Dişi dendiği zaman akla; kendisinde doğurma ve çoğalma özelliğini barındıran canlı türü gelmektedir. Bir dişiyi erilden ayıran en büyük özellik de budur. Ancak dişideki bu potansiyel enerjiyi devinime taşıması ise bir eril gücün devreye girmesiyle mümkündür. Çünkü bu oluşum açısından önemli bir tamamlayıcıdır. Doğa, dişi ve eril enerjinin ritmiyle hareket eder, genişler ya da daralır. Şayet bu ritim bozulursa enerji akışı da bozulur.
İşte, dişi özelliğine sahip kadın geliştikçe, doğa annenin dişil gücüne sahip olmak istemiştir. Önce onu, sonra da kendi cinsini rakip alarak yola koyulmuştur. Ona göre, başta doğurduğu çocuklar olmak üzere tüm dünya ona hizmet etmekle yükümlüdür!
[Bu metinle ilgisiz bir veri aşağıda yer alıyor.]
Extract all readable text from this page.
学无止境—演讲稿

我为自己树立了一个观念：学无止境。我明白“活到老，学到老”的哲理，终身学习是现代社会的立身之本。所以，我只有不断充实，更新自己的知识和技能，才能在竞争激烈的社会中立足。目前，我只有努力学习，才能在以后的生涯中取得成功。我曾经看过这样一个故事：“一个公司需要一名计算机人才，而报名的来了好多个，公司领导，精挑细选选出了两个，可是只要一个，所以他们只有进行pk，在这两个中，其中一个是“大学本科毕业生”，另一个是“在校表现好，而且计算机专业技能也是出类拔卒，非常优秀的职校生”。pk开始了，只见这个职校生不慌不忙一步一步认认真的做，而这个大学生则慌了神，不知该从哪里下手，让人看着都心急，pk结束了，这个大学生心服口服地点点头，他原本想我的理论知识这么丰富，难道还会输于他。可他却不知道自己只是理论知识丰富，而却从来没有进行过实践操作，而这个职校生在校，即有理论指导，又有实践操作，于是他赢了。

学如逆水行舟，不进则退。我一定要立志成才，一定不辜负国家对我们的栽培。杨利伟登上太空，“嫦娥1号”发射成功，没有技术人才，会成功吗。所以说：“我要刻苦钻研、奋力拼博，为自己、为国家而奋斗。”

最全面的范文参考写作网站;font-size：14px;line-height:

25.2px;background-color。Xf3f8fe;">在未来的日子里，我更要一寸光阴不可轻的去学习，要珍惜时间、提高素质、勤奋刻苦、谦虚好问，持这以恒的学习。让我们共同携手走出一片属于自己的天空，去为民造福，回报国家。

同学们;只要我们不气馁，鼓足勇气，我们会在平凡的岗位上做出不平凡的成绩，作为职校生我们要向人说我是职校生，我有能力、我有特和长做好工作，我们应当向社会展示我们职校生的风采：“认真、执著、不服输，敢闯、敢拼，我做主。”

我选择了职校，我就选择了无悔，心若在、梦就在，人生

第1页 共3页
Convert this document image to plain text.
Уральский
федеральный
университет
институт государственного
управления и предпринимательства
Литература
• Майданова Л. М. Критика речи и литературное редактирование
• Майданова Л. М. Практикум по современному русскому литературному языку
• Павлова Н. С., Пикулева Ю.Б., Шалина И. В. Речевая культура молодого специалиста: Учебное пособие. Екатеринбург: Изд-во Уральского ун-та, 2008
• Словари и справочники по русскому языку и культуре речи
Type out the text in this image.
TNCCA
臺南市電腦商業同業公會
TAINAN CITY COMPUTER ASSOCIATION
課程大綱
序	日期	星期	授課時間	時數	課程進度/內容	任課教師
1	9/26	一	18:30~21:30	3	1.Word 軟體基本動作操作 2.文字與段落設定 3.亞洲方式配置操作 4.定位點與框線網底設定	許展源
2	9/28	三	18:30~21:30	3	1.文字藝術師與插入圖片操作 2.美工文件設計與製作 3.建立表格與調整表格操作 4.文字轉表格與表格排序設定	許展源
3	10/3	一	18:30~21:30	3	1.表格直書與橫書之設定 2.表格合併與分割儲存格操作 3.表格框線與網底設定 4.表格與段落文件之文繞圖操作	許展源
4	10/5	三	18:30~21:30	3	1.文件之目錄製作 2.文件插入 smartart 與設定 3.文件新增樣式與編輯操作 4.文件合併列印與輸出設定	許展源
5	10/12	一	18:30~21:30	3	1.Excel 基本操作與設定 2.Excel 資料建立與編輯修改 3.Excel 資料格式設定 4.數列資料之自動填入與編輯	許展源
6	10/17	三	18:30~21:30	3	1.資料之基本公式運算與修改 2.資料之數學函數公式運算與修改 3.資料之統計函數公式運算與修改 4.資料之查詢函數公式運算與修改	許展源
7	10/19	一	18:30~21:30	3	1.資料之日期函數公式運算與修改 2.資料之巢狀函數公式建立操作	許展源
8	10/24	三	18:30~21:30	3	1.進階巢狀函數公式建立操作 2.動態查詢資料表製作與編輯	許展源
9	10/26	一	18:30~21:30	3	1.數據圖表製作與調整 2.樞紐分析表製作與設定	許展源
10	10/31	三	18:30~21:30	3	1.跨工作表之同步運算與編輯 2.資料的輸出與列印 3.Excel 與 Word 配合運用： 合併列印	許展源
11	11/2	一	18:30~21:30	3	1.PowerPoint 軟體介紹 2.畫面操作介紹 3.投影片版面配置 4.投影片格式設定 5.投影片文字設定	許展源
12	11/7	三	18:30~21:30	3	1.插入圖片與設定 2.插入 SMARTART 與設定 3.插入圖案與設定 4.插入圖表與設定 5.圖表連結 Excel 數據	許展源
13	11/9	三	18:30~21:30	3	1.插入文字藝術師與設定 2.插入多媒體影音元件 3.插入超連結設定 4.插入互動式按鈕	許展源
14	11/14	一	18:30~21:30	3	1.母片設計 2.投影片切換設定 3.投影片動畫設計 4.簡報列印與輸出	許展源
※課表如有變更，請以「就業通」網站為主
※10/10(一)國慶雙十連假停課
Şimdilerde bu ritmin bozulduğu zamanlardayız. Gerek dünya ana, gerekse kadın ananın durumundan hiç de memnun olmadığı günlerindedir. Dünya bir panik içindedir. Dünya kadını ve adamı da bir panik içindedir. İşlenen cinayetler, kötülükler, belalar, huzursuzluklar, mutsuzluklar ve bir türlü memnun olmama halleri.. Çoğumuz bir şeylerin ters gittiğini fark etse de neden olduğunu, niye olduğunu tanımlayamamaktadır.
İşin düşündürücü bir diğer yanı ise, bu anormal hallerin gün geçtikçe normal görünmesi tehlikesidir.
Yakıcı ve yıkıcı dişi enerji; tüm öfkesi, kini, nefreti, hırsı, yalan ve riyası ile insanlığı sarmalamış ve yok etmeye başlamıştır. Kadın olduğunu unutan dişi, bir kara delik misali her şeyi kendisine ve yok edercesine hızla çekmektedir.
Bir zamanlar insanlığın oluşumuna aracılık eden kadın anaların enerjileri tarihin gerisinde kalmıştır. İşte bu noktada unutulan ve içi boşaltılan kadın enerjisinin gücünün yeniden yeşertilme ihtiyacı “Hayatî”dir. Bu ancak dişileşmiş kadınların iyileşmesiyle mümkün olabilecektir.
Her kadın aynı zamanda bir dişidir, ancak her dişi bir kadın olamayabilir. Kadın olmak bir kavramdır. Kendi içindeki diğer yarısını tanımış, anlamış ve bilmiş olma şartını içerir. Bu; içinde taşıdığı ve eril yönünü temsil eden akıl, cesaret, hızlı karar verme ve savaşçı yönüdür.
Kendi içindeki eril yönüyle bütünlenen dişi artık bir kadın olmuştur.
Yaşamında bunu geliştirmeyi başaramamış bir dişi, içindeki potansiyeli işletemediğinden dolayı eksiklik, huzursuzluk, mutsuzluk, sıkıntı, güvensizlik, yetersizlik, korku ve bunalım gibi negatif enerjiyle yüklü olacağı için ne kendisine, ne de çevresindekilere huzur veremeyecek ve huzurları bozması kaçınılmaz olacaktır. Üretemediği şeyleri dışarıdan tamamlamak isterken kendini de dayatacaktır.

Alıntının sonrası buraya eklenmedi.